Отто считал себя человеком твердых философских и политических убеждений, но, прочитав личное дело Джона Восса, он почувствовал, как в нем разгорается внутренний конфликт: следует ли таких родителей казнить без промедления – при том условии, конечно, если предварительно их сумеют разыскать? С одной стороны, он никогда не ратовал за смертную казнь, полагая, что она не решает проблемы, но в данном случае казнь решила бы – и довольно элегантно, думал он – проблему омерзения, которое он испытывал при мысли о невольной необходимости обитать в одном мире с этими двумя людьми.
Не то чтобы он считал себя идеальным отцом. Куда там. Они с Энн баловали своего сына Адама вопреки всякому здравому смыслу, и в результате взгляд на мир у мальчика складывается отчетливо нереалистичным. Например, он считает само собой разумеющимся, что все вокруг хорошо к нему относятся. Отто слишком долго пренебрегал дисциплиной, а теперь, подозревал он, уже поздно менять привычки и правила. Ранее в этом году он застукал сына на вечеринке, где угощали и алкоголем, и наркотиками, и объявил Адаму, что отныне тот под домашним арестом, срок которого зависит от его поведения в дальнейшем. Адам едва сдерживался, чтобы не расхохотаться, выходя из комнаты отца. В ответ на родительские увещевания Адам припечатывал отца “тормозом”, и Отто пришлось принять это как должное. Он не любил вспоминать задним числом свои отцовские промахи, потому что, когда он этим занимался, к мятному вкусу антацидов на языке примешивалась горечь неудачи. Простейший вывод, к которому он пришел, заключался в том, что своему отцовству он задал чрезвычайно скромную программу, пообещав себе, что никогда не станет для сына ходячей пыткой, каковой был для самого Отто его отец. В чем он явно преуспел. Адам искренне любил обоих родителей, нисколько не чувствуя себя обязанным прислушиваться к ним. Его неизменное “да, папа” не подразумевало, как теперь понимал Отто, ни согласия, ни даже попытки осмыслить сказанное отцом.

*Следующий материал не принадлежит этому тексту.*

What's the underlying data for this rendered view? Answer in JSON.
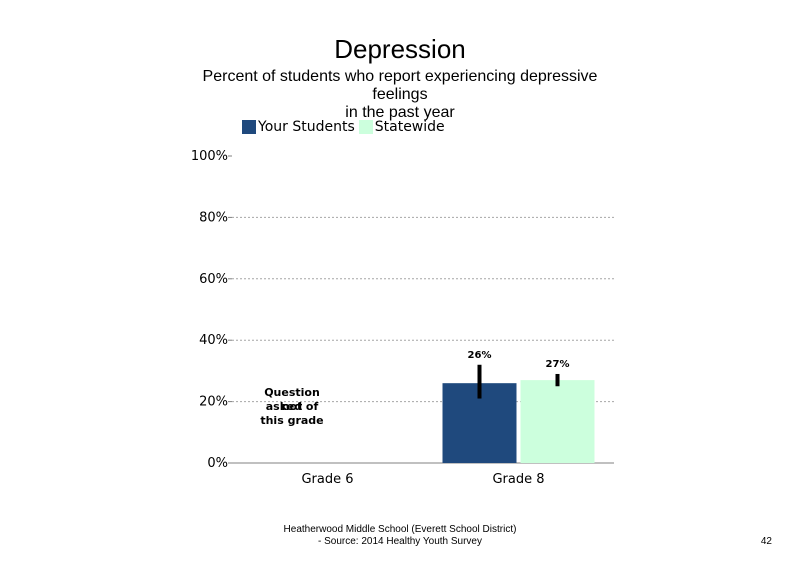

Впрочем, Энн находила ситуацию вполне естественной, что она и старалась втолковать мужу каждый раз, когда он лежал ночью без сна. Дескать, глупо думать, что они не сумели подготовить сына к реальной жизни, ничего серьезнее подросткового возраста у Адама не наблюдается, а эта болезнь всегда проходит, как и особо злостная ветрянка, – на ребенка глядеть страшно, но состояние это временное и погибелью не грозящее. Мальчик знает, что он любим, напоминала она мужу, и Отто думал, что воистину тормознутому родителю только и остается, что эта последняя робкая надежда. Поскольку они с Энн совершили все возможные ошибки, описанные в книгах по воспитанию детей.